Der Gegensatz von Interesse auf der einen und Desinteresse, wenn nicht Ablehnung, auf der anderen Seite hat den Fußball in Deutschland von Beginn an begleitet. Im Kaiserreich wurden seine Anhänger mit Affen verglichen, die ihre primitiven Triebe auslebten, und in den 1920er Jahren schrieb Joachim Ringelnatz über den damals noch jungen Sport: "Der Fußballwahn ist eine Krank/heit, aber selten, Gott sei Dank". Der erste Teil von Ringelnatz' Aussage stieß bei vielen Zeitgenossen auf Zustimmung, während der zweite schon damals den tatsächlichen Entwicklungen nicht mehr entsprach. Denn bereits in den 1920er Jahren war Fußball in Deutschland kein Randphänomen mehr, sondern eine überaus populäre Sportart, die sowohl Aktive wie Zuschauer anzog. Der Deutsche Fußball-Bund (DFB) zählte zu dieser Zeit fast eine Million Mitglieder, und zu wichtigen Spielen strömten Zehntausende in die Stadien.

Heute ist Fußball zu einem globalen Sport geworden. Keine andere Sportart, auch keine andere politische oder kulturelle Bewegung reichen an seine Popularität heran. Bei der letzten Fußballweltmeisterschaft 2002 in Südkorea und Japan wurden Schätzungen zufolge 28,8 Milliarden Mal die Fernsehapparate eingeschaltet, im Durchschnitt also viermal pro Bewohner des Globus. Als sich die Mannschaften von Ghana, Saudi-Arabien, Kroatien, Australien oder Iran für die Weltmeisterschaft 2006 in Deutschland qualifizierten, brachen in diesen Ländern Freudenfeiern aus. Der internationale Fußballverband FIFA (Fédération Internationale de Football Association) zählt mit 207 nationalen Verbänden mehr Mitglieder als die UNO und kann sich in strittigen Fällen selbst gegenüber Großmächten behaupten. So hat das kommunistische China die Mitgliedschaft in der UNO davon abhängig gemacht, dass Taiwan ausgeschlossen wurde. Bei der FIFA hingegen (wie übrigens auch beim Olympischen Komitee) konnte es sich mit dieser Forderung nicht durchsetzen, sondern gab 1979 nach, sodass seitdem Taiwan und China separat vertreten sind.

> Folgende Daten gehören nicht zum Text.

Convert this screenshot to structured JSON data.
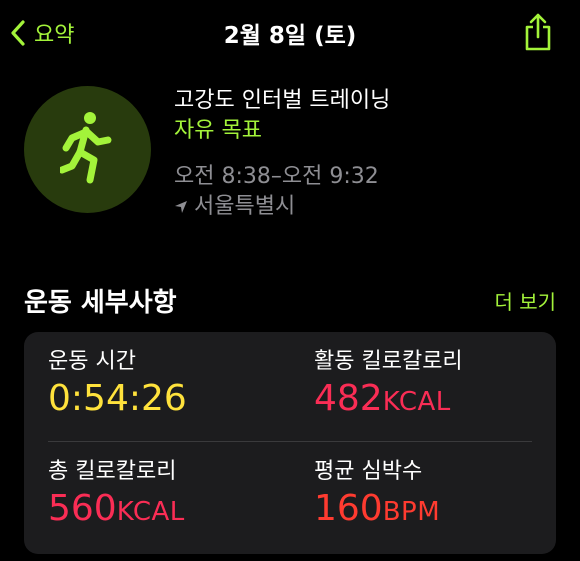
{
  "nav": {
    "back_label": "요약",
    "title": "2월 8일 (토)"
  },
  "workout": {
    "type": "고강도 인터벌 트레이닝",
    "goal": "자유 목표",
    "time_range": "오전 8:38–오전 9:32",
    "location": "서울특별시",
    "icon": "running-figure-icon"
  },
  "details": {
    "title": "운동 세부사항",
    "show_more": "더 보기",
    "metrics": [
      {
        "label": "운동 시간",
        "value": "0:54:26",
        "unit": "",
        "color": "#ffe23c"
      },
      {
        "label": "활동 킬로칼로리",
        "value": "482",
        "unit": "KCAL",
        "color": "#fa2d55"
      },
      {
        "label": "총 킬로칼로리",
        "value": "560",
        "unit": "KCAL",
        "color": "#fa2d55"
      },
      {
        "label": "평균 심박수",
        "value": "160",
        "unit": "BPM",
        "color": "#ff3b30"
      }
    ]
  },
  "colors": {
    "accent": "#a3f33a",
    "background": "#000000",
    "card": "#1c1c1e",
    "secondary_text": "#8e8e93"
  }
}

Die Gesamtzahl der offiziell registrierten Spielerinnen und Spieler gibt die FIFA weltweit aktuell mit 242 Millionen an. Einige davon sind globale Superstars, die allein bei ihren Vereinen mehr als zehn Millionen Euro im Jahr verdienen und zusätzlich als Werbeträger noch höhere Einnahmen erzielen. Doch die weitaus meisten Fußballer erhalten für ihr Spiel kein Geld.

Sport und Spiel

So fanden in Deutschland im Jahr 2005 an jedem Spieltag circa 65 000 Begegnungen mit 130 000 Mannschaften statt, die Mitglieder des DFB waren. Wenn wir die Zahl der daran beteiligten Spielerinnen und Spieler, Betreuer, Schieds- und Linienrichter addieren, sind Woche für Woche mehr als zwei Millionen Menschen aktiv im organisierten Fußball engagiert - ganz zu schweigen von denjenigen, die keinem Verein angehören und auf Wiesen, Straßen oder Schulhöfen einfach so gegen einen Ball treten.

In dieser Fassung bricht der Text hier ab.